Framing Access to Medicines in Developing Countries: An analysis of media coverage of Canada's Access to Medicines Regime

Authors: 
Laura C. Esmail, Kaye Phillips, Victoria Kuek, Andrea Perez Cosio, Jillian Clare Kohler
Research Summary: 

Background
In September 2003, the Canadian government committed to developing legislation that would facilitate greater access to affordable medicines for developing countries. Over the course of eight months, the legislation, now known as Canada's Access to Medicines Regime (CAMR), went through a controversial policy development process and the newspaper media was one of the major venues in which the policy debates took place. The purpose of this study was to examine how the media framed CAMR to determine how policy goals were conceptualized, which stakeholder interests controlled the public debate and how these variables related to the public policy process.

Methods
We conducted a qualitative content analysis of newspaper coverage of the CAMR policy and implementation process from 2003-2008. The primary theoretical framework for this study was framing theory. A total of 90 articles from 11 Canadian newspapers were selected for inclusion in our analysis. A team of four researchers coded the articles for themes relating to access to medicines and which stakeholders' voice figured more prominently on each issue. Stakeholders examined included: the research-based industry, the generic industry, civil society, the Canadian government, and developing country representatives.

Results
The most frequently mentioned themes across all documents were the issues of drug affordability, intellectual property, trade agreements and obligations, and development. Issues such as human rights, pharmaceutical innovation, and economic competitiveness got little media representation. Civil society dominated the media contents, followed far behind by the Canadian government, the research-based and generic pharmaceutical industries.
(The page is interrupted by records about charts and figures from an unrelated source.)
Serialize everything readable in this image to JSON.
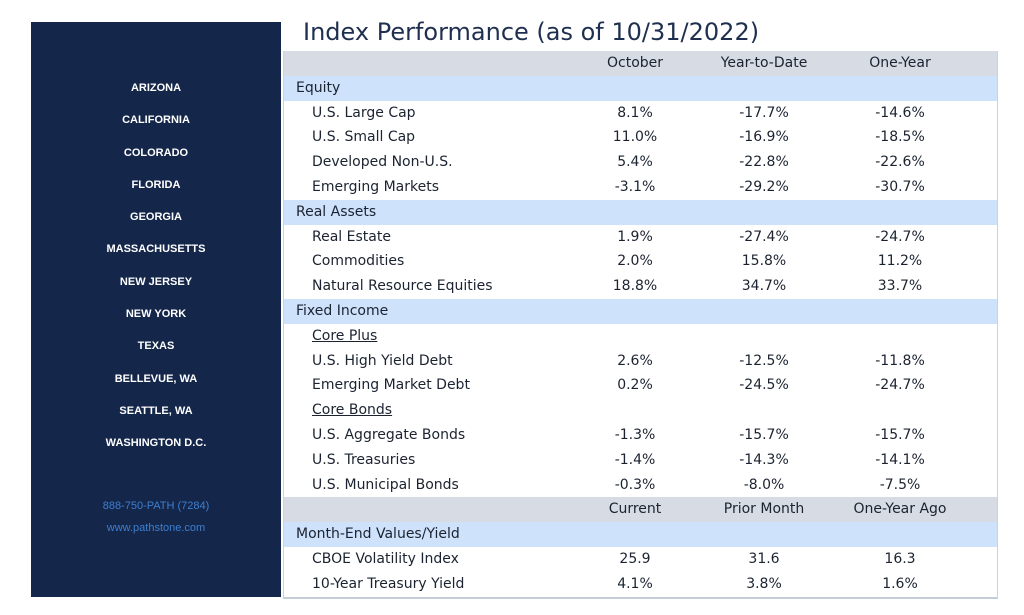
{
  "title": "Index Performance (as of 10/31/2022)",
  "sidebar": {
    "locations": [
      "ARIZONA",
      "CALIFORNIA",
      "COLORADO",
      "FLORIDA",
      "GEORGIA",
      "MASSACHUSETTS",
      "NEW JERSEY",
      "NEW YORK",
      "TEXAS",
      "BELLEVUE, WA",
      "SEATTLE, WA",
      "WASHINGTON D.C."
    ],
    "phone": "888-750-PATH (7284)",
    "website": "www.pathstone.com"
  },
  "colors": {
    "sidebar_bg": "#14264a",
    "header_bg": "#d6dbe4",
    "group_bg": "#cfe2fb",
    "contact_text": "#3e7fd0"
  },
  "chart_data": {
    "type": "table",
    "title": "Index Performance (as of 10/31/2022)",
    "columns": [
      "October",
      "Year-to-Date",
      "One-Year"
    ],
    "sections": [
      {
        "name": "Equity",
        "rows": [
          {
            "label": "U.S. Large Cap",
            "october": "8.1%",
            "ytd": "-17.7%",
            "one_year": "-14.6%"
          },
          {
            "label": "U.S. Small Cap",
            "october": "11.0%",
            "ytd": "-16.9%",
            "one_year": "-18.5%"
          },
          {
            "label": "Developed Non-U.S.",
            "october": "5.4%",
            "ytd": "-22.8%",
            "one_year": "-22.6%"
          },
          {
            "label": "Emerging Markets",
            "october": "-3.1%",
            "ytd": "-29.2%",
            "one_year": "-30.7%"
          }
        ]
      },
      {
        "name": "Real Assets",
        "rows": [
          {
            "label": "Real Estate",
            "october": "1.9%",
            "ytd": "-27.4%",
            "one_year": "-24.7%"
          },
          {
            "label": "Commodities",
            "october": "2.0%",
            "ytd": "15.8%",
            "one_year": "11.2%"
          },
          {
            "label": "Natural Resource Equities",
            "october": "18.8%",
            "ytd": "34.7%",
            "one_year": "33.7%"
          }
        ]
      },
      {
        "name": "Fixed Income",
        "subgroups": [
          {
            "name": "Core Plus",
            "rows": [
              {
                "label": "U.S. High Yield Debt",
                "october": "2.6%",
                "ytd": "-12.5%",
                "one_year": "-11.8%"
              },
              {
                "label": "Emerging Market Debt",
                "october": "0.2%",
                "ytd": "-24.5%",
                "one_year": "-24.7%"
              }
            ]
          },
          {
            "name": "Core Bonds",
            "rows": [
              {
                "label": "U.S. Aggregate Bonds",
                "october": "-1.3%",
                "ytd": "-15.7%",
                "one_year": "-15.7%"
              },
              {
                "label": "U.S. Treasuries",
                "october": "-1.4%",
                "ytd": "-14.3%",
                "one_year": "-14.1%"
              },
              {
                "label": "U.S. Municipal Bonds",
                "october": "-0.3%",
                "ytd": "-8.0%",
                "one_year": "-7.5%"
              }
            ]
          }
        ]
      }
    ],
    "month_end": {
      "columns": [
        "Current",
        "Prior Month",
        "One-Year Ago"
      ],
      "name": "Month-End Values/Yield",
      "rows": [
        {
          "label": "CBOE Volatility Index",
          "current": "25.9",
          "prior_month": "31.6",
          "one_year_ago": "16.3"
        },
        {
          "label": "10-Year Treasury Yield",
          "current": "4.1%",
          "prior_month": "3.8%",
          "one_year_ago": "1.6%"
        }
      ]
    }
  }
}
Developing country representatives were hardly represented in the media.

Conclusions
Media framing obscured the discussion of some of the underlying policy goals in this case and failed to highlight issues which are now significant barriers to the use of the legislation. Using the media to engage the public in more in-depth exploration of the policy issues at stake may contribute to a more informed policy development process. The media can be an effective channel for those stakeholders with a weaker voice in policy deliberations to raise public attention to particular issues; however, the political and institutional context must be taken into account as it may outweigh media framing effects.